(The Center Square) – In the wake of widespread economic shutdowns due to executive stay-at-home orders, many states failed to prepare and put safeguards in place to ensure the solvency of their Unemployment Insurance (UI) programs, a new report published by the Foundation for Government Accountability (FGA) found.
With rising unemployment costs imploding state budgets, FGA found that states that indexed, or tied their unemployment benefits to their economic conditions, fared better during the coronavirus crisis than states that didn’t.
New research indicates that indexing unemployment benefits to a state's economic conditions provides greater solvency for state finances.
Unemployment benefits should last longer when unemployment rates are high than when rates are low, FGA notes. If all states reformed their system to index benefits to economic conditions, FGA estimates doing so would increase employment by up to 1.5 million jobs.
“By indexing unemployment benefits to economic conditions, employers are able to hire more workers, individuals move back to work more quickly, and states are better prepared for economic downturns,” the report states. “As a result, states that reformed their UI programs are now better positioned to weather the current economic crisis created by COVID-19.”
FGA’s research indicates that states that had not reformed their UI systems were unprepared for even a typical economic downturn. In January 2020, 22 non-indexing states fell far short of the recommended unemployment trust fund solvency levels set by the U.S. Department of Labor.
Since January, state unemployment trust funds have dropped by nearly $12 billion, more quickly than at any time in history, the report notes.
At the beginning of the year, states that had not reformed their UI systems had just 68 percent of the funds needed to handle a typical downturn. Within a few months, they lost nearly 20 percent of their trust funds.

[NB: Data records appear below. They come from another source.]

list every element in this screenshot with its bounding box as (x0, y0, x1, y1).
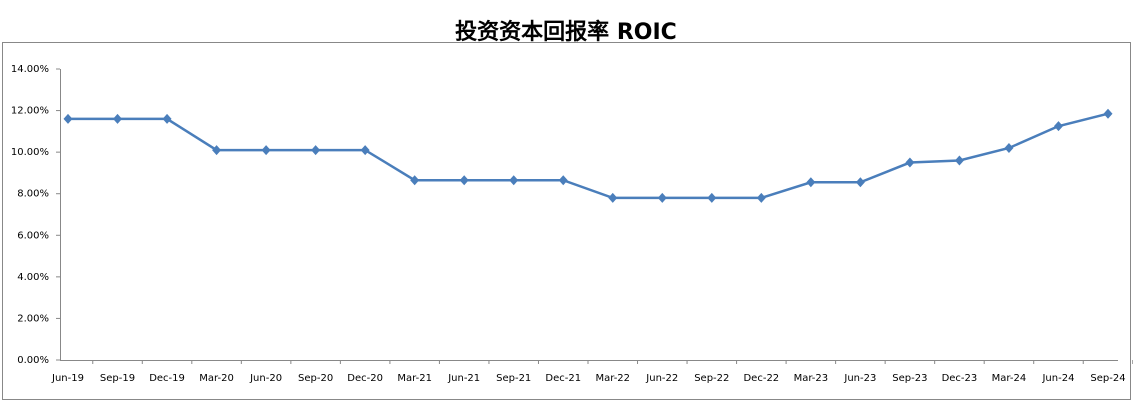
y-tick-label: 12.00% (11, 106, 49, 117)
y-tick-label: 14.00% (11, 64, 49, 75)
x-tick-label: Dec-22 (743, 373, 779, 384)
x-tick-label: Sep-24 (1090, 373, 1125, 384)
x-tick-label: Dec-20 (347, 373, 383, 384)
x-tick-label: Jun-22 (645, 373, 678, 384)
marker (608, 192, 618, 203)
marker (1103, 108, 1113, 119)
x-tick-label: Jun-24 (1041, 373, 1074, 384)
x-tick-label: Mar-20 (199, 373, 234, 384)
x-tick-label: Mar-22 (595, 373, 630, 384)
marker (212, 145, 222, 156)
x-tick-label: Sep-20 (298, 373, 333, 384)
marker (261, 145, 271, 156)
y-tick-label: 0.00% (17, 355, 49, 366)
x-tick-label: Dec-23 (942, 373, 978, 384)
marker (113, 113, 123, 124)
y-tick-label: 4.00% (17, 272, 49, 283)
x-tick-label: Sep-19 (100, 373, 135, 384)
x-tick-label: Dec-19 (149, 373, 185, 384)
x-tick-label: Mar-21 (397, 373, 432, 384)
marker (855, 177, 865, 188)
x-tick-label: Mar-24 (992, 373, 1027, 384)
x-tick-label: Jun-23 (843, 373, 876, 384)
y-tick-label: 8.00% (17, 189, 49, 200)
y-tick-label: 6.00% (17, 230, 49, 241)
x-tick-label: Jun-19 (51, 373, 84, 384)
marker (806, 177, 816, 188)
chart-border (2, 42, 1131, 400)
marker (311, 145, 321, 156)
marker (954, 155, 964, 166)
marker (707, 192, 717, 203)
x-tick-label: Sep-23 (892, 373, 927, 384)
marker (459, 175, 469, 186)
marker (1053, 121, 1063, 132)
marker (162, 113, 172, 124)
x-tick-label: Sep-22 (694, 373, 729, 384)
chart-title: 投资资本回报率 ROIC (455, 19, 677, 45)
marker (509, 175, 519, 186)
marker (558, 175, 568, 186)
marker (657, 192, 667, 203)
y-tick-label: 2.00% (17, 313, 49, 324)
marker (1004, 142, 1014, 153)
marker (905, 157, 915, 168)
x-tick-label: Jun-21 (447, 373, 480, 384)
line (68, 112, 1109, 200)
marker (63, 113, 73, 124)
x-tick-label: Sep-21 (496, 373, 531, 384)
marker (360, 145, 370, 156)
x-tick-label: Jun-20 (249, 373, 282, 384)
y-tick-label: 10.00% (11, 147, 49, 158)
marker (756, 192, 766, 203)
x-tick-label: Dec-21 (545, 373, 581, 384)
x-tick-label: Mar-23 (794, 373, 829, 384)
marker (410, 175, 420, 186)
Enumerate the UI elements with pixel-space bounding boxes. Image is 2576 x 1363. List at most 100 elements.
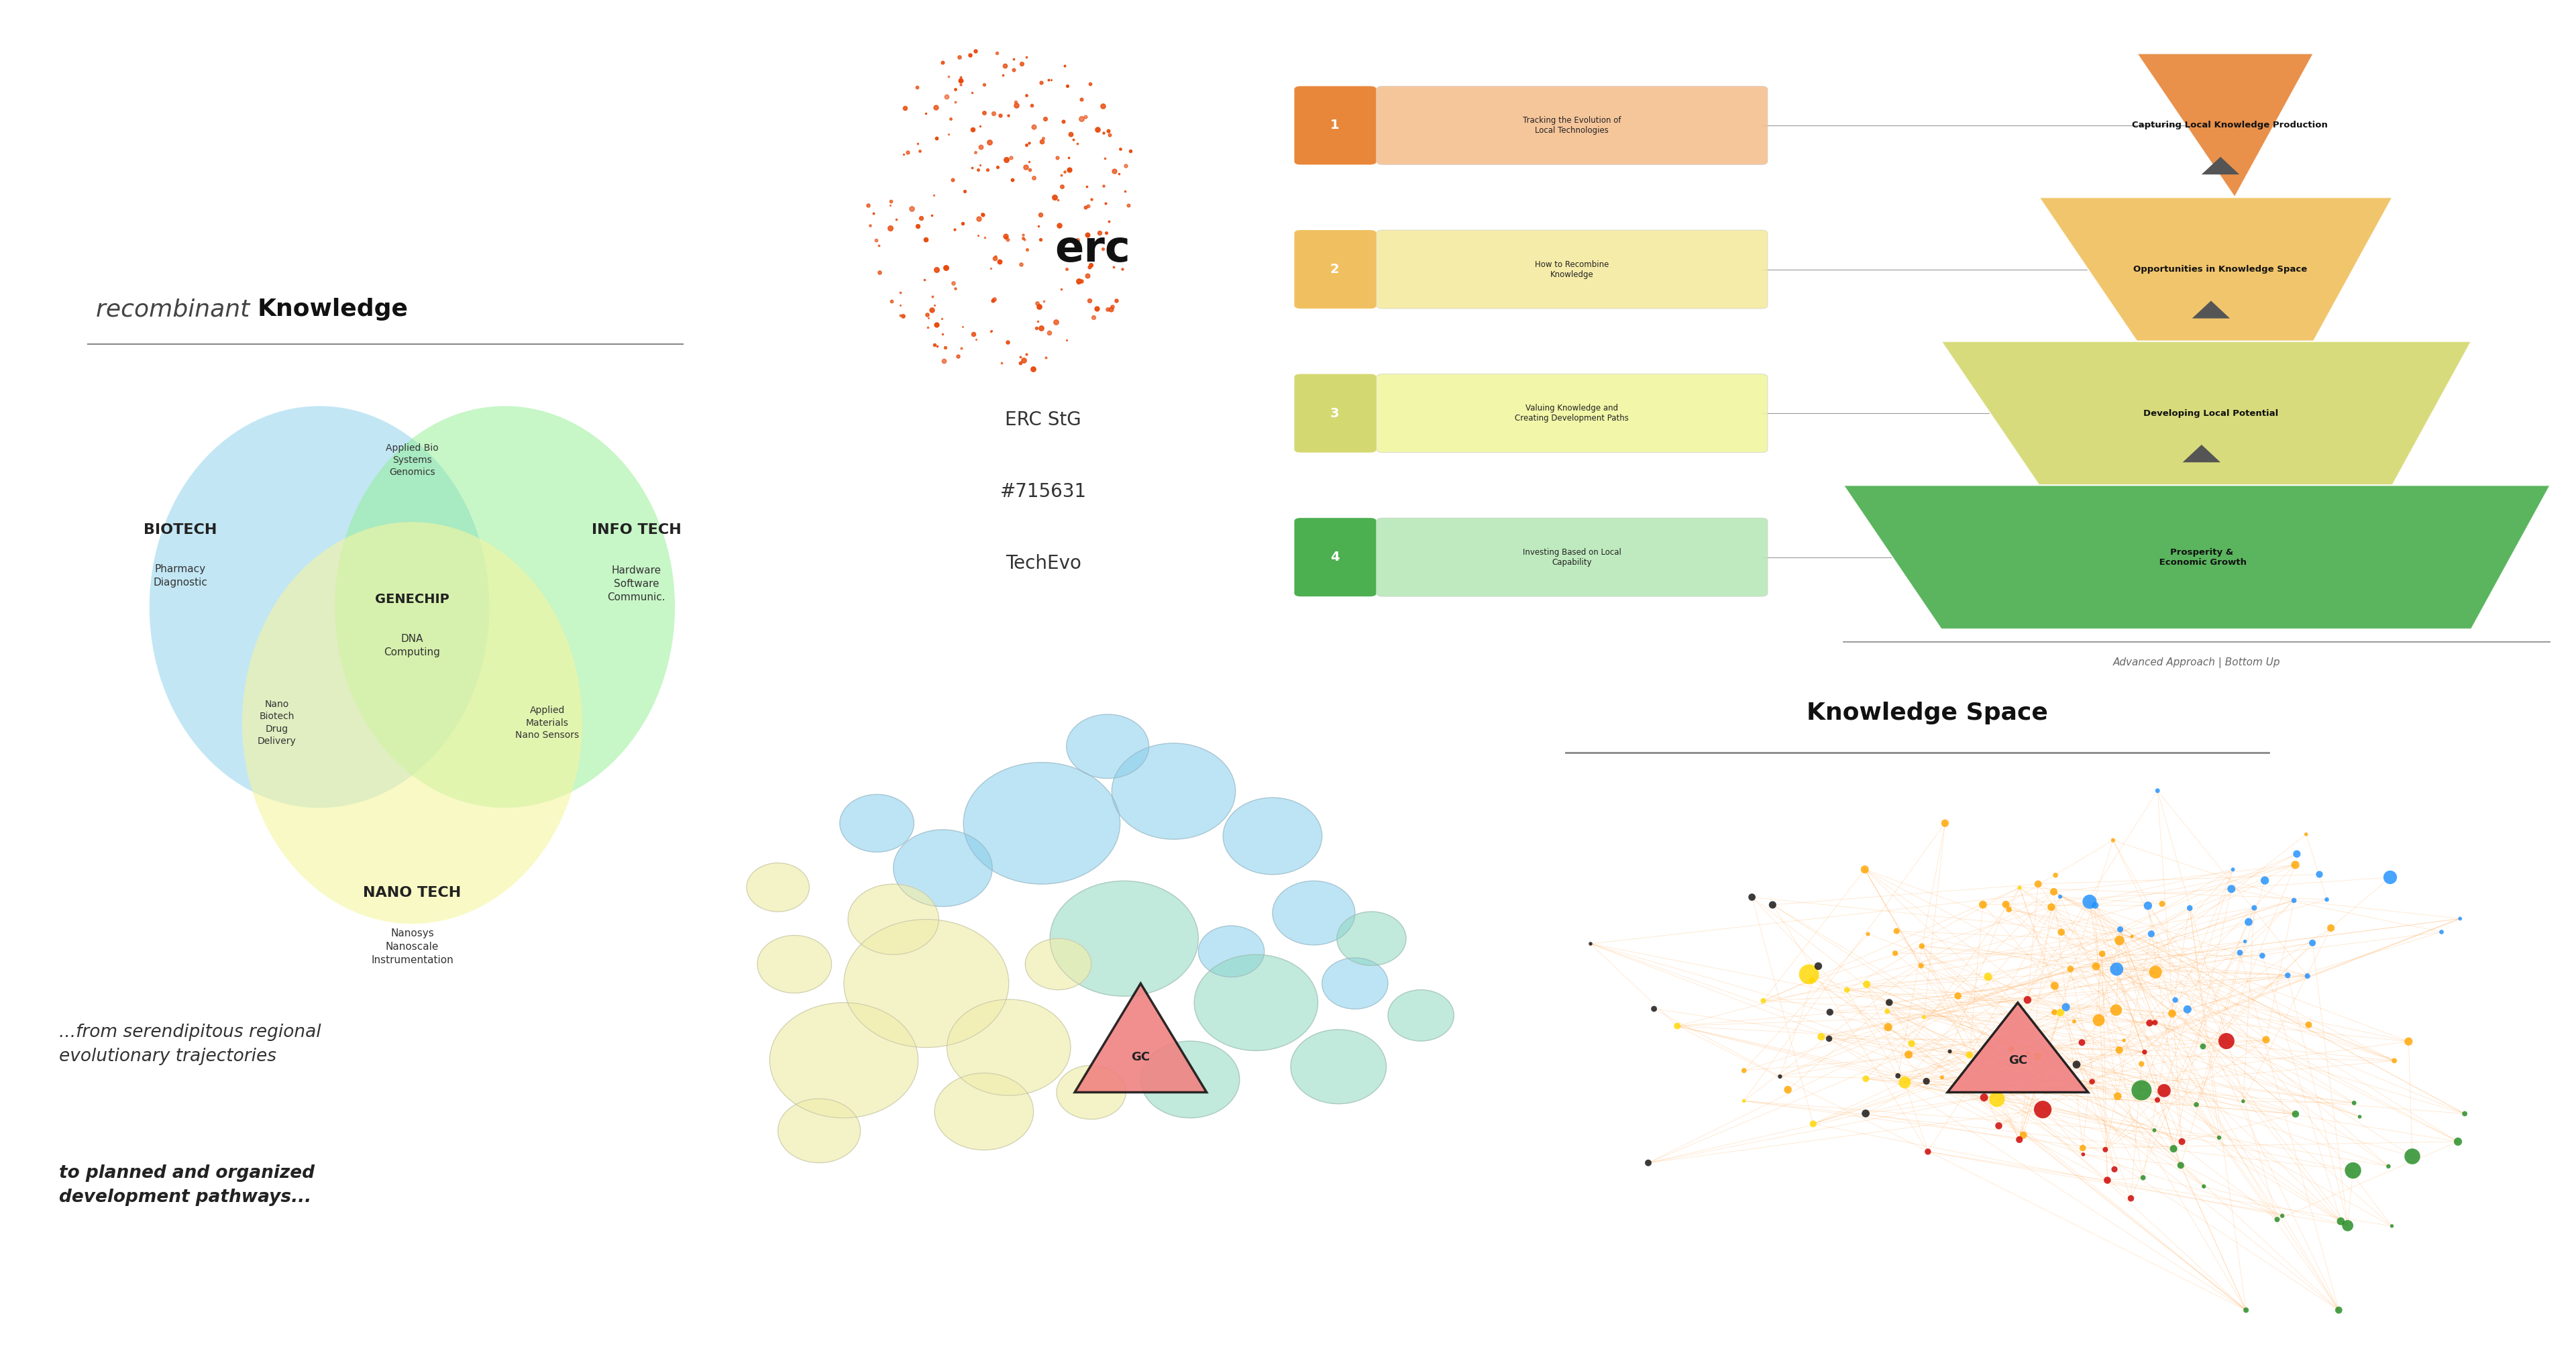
Point [2226,1299,2267,1321]
Text: Hardware
Software
Communic.: Hardware Software Communic. [608,566,665,602]
Point [2040,886,2081,908]
Point [2141,893,2182,915]
Point [2287,1014,2329,1036]
Point [2318,1299,2360,1321]
Point [2161,1154,2202,1176]
FancyBboxPatch shape [1293,86,1376,165]
FancyBboxPatch shape [1376,373,1767,453]
FancyBboxPatch shape [1293,373,1376,453]
Text: How to Recombine
Knowledge: How to Recombine Knowledge [1535,260,1610,278]
Polygon shape [2202,157,2239,174]
Point [1847,923,1888,945]
Point [2079,1010,2120,1032]
Point [2221,942,2262,964]
Point [2177,1093,2218,1115]
Point [2099,919,2141,940]
Circle shape [1321,958,1388,1009]
Circle shape [1224,797,1321,875]
Circle shape [935,1073,1033,1150]
Point [2197,1127,2239,1149]
Point [2061,1032,2102,1054]
Point [1633,998,1674,1020]
Point [2275,890,2316,912]
Point [2071,1071,2112,1093]
Point [2002,1124,2043,1146]
Text: GC: GC [1131,1051,1149,1063]
Circle shape [1051,880,1198,996]
Ellipse shape [335,406,675,808]
Point [2074,894,2115,916]
Point [2138,780,2179,801]
Text: Prosperity &
 Economic Growth: Prosperity & Economic Growth [2156,548,2246,567]
Text: TechEvo: TechEvo [1005,555,1082,572]
Point [1788,964,1829,985]
Text: Advanced Approach | Bottom Up: Advanced Approach | Bottom Up [2112,658,2280,668]
Polygon shape [1947,1003,2089,1092]
Polygon shape [2138,53,2313,198]
Circle shape [1025,939,1092,990]
Point [2154,1138,2195,1160]
Circle shape [770,1003,917,1118]
Polygon shape [2182,444,2221,462]
Circle shape [1113,743,1236,840]
Point [2097,1085,2138,1107]
Point [1752,894,1793,916]
Point [2035,864,2076,886]
Point [2372,1050,2414,1071]
Point [2045,996,2087,1018]
Text: Opportunities in Knowledge Space: Opportunities in Knowledge Space [2133,264,2308,274]
Circle shape [1198,925,1265,977]
Point [2076,955,2117,977]
Point [1731,886,1772,908]
Point [1723,1090,1765,1112]
Text: ...from serendipitous regional
evolutionary trajectories: ...from serendipitous regional evolution… [59,1024,322,1066]
Point [2056,1054,2097,1075]
Point [2110,1187,2151,1209]
Point [2388,1030,2429,1052]
Point [2257,1209,2298,1231]
Circle shape [747,863,809,912]
Point [2035,1002,2076,1024]
Point [2136,1011,2177,1033]
Point [2007,1043,2048,1065]
Point [2311,917,2352,939]
Point [2053,1010,2094,1032]
Point [2120,1079,2161,1101]
Point [2223,1090,2264,1112]
Point [2128,1013,2169,1035]
Point [2092,829,2133,851]
Point [2022,1099,2063,1120]
Point [1999,1129,2040,1150]
Point [2437,1131,2478,1153]
Point [2138,1089,2179,1111]
Point [2105,1029,2146,1051]
Circle shape [1273,880,1355,945]
Point [2099,930,2141,951]
Point [2277,844,2318,866]
Circle shape [894,830,992,906]
Text: 3: 3 [1329,408,1340,420]
Point [2166,999,2208,1021]
Point [2213,859,2254,880]
Point [2306,889,2347,910]
Point [2125,1041,2166,1063]
Point [2050,958,2092,980]
Text: Nanosys
Nanoscale
Instrumentation: Nanosys Nanoscale Instrumentation [371,928,453,965]
Point [2017,874,2058,895]
Point [1844,859,1886,880]
Point [2154,990,2195,1011]
Point [2040,921,2081,943]
Point [2069,891,2110,913]
Text: Pharmacy
Diagnostic: Pharmacy Diagnostic [152,564,209,587]
Point [2007,990,2048,1011]
Point [2285,823,2326,845]
Point [2094,999,2136,1021]
Point [2262,1205,2303,1227]
Point [2097,958,2138,980]
Polygon shape [2192,301,2231,319]
Text: Investing Based on Local
Capability: Investing Based on Local Capability [1522,548,1620,567]
Point [2445,1103,2486,1124]
Point [2040,1002,2081,1024]
Point [1793,1114,1834,1135]
Point [2169,897,2210,919]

Trust funds fell by more than 50 percent in Massachusetts and New York; West Virginia, Illinois, and California have lost more than 40 percent.
States that implemented reforms, like Florida, Georgia and North Carolina, reported solvency levels above 100 percent, with funds dropping an average of 2.5 percent.

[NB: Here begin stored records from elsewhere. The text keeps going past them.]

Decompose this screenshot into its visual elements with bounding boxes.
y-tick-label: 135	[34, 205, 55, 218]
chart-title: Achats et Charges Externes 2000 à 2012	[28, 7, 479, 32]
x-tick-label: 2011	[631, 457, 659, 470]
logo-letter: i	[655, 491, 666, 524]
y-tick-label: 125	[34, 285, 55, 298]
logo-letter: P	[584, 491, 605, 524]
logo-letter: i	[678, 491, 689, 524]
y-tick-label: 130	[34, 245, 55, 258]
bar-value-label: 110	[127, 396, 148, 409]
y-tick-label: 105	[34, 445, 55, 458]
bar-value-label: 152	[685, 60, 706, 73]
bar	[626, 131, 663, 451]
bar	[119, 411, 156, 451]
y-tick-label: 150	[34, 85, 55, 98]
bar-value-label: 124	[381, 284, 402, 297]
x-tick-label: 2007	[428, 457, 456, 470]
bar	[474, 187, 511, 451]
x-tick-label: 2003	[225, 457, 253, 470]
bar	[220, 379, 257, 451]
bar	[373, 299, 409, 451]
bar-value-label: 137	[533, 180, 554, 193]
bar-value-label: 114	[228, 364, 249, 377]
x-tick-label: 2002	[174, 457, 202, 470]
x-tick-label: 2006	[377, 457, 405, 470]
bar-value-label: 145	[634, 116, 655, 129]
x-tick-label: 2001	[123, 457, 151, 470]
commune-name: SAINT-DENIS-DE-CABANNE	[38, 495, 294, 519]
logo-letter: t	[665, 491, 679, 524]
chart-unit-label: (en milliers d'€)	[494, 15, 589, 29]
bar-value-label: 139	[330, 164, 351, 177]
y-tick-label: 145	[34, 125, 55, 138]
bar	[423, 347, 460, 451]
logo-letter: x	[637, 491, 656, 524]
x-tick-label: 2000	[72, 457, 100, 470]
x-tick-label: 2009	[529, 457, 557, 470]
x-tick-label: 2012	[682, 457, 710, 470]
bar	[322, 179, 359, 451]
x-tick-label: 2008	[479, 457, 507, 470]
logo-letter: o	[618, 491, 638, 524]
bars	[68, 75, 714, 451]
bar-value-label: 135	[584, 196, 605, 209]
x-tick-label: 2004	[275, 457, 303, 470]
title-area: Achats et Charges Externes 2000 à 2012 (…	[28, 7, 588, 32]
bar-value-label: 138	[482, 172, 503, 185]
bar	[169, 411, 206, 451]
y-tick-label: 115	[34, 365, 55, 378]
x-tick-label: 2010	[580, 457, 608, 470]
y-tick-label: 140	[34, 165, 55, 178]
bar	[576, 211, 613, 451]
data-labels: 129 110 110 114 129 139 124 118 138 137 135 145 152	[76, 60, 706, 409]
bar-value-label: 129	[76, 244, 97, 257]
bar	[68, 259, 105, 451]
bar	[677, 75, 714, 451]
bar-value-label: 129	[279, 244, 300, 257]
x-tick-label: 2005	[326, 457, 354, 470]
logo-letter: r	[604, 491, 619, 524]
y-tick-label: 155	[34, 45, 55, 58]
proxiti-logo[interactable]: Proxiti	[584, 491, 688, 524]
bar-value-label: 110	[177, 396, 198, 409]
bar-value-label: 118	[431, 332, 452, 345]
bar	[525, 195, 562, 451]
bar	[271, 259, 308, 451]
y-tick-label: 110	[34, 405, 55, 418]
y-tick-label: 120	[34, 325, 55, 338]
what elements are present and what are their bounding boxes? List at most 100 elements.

By comparison, the funds, paid for by taxes on employers, were spent eight-times faster by non-indexing states than by indexing states.
"Indexing will allow max unemployment benefits when necessary, like during a pandemic that forces people out of work, but ensure program solvency long term by getting people back to work more quickly when the economy is strong," Josh Waters, senior research fellow at FGA and co-author of the report, said. "We talk all the time about 'saving for a rainy day,' but tying unemployment benefits to real-time economic conditions is the literal personification of this old adage."
States that have tied unemployment benefits to economic conditions have reported 71 percent lower benefit costs, 59 percent lower unemployment insurance taxes, been able to get enrollees off of the program nearly twice as fast, and have stronger funds.
State UI programs are already paying out more than four times as much as they would during a typical downturn, and states that did not index are seeking taxpayer bailouts and loans to cover their shortfalls. In California, a non-indexing state, its fund saw a 10 percent decrease in three months after 4.5 million people filed for unemployment.
California was the first state to take a loan from the U.S. Treasury Department. It borrowed $348 million to cover its unemployment benefits payments. The state has a “possible credit line of up to $10 billion from the U.S. Treasury Department,” Dow Jones reported.
If the loans are not paid back in a timely fashion, employers could face higher unemployment taxes when they can least afford it, FGA notes.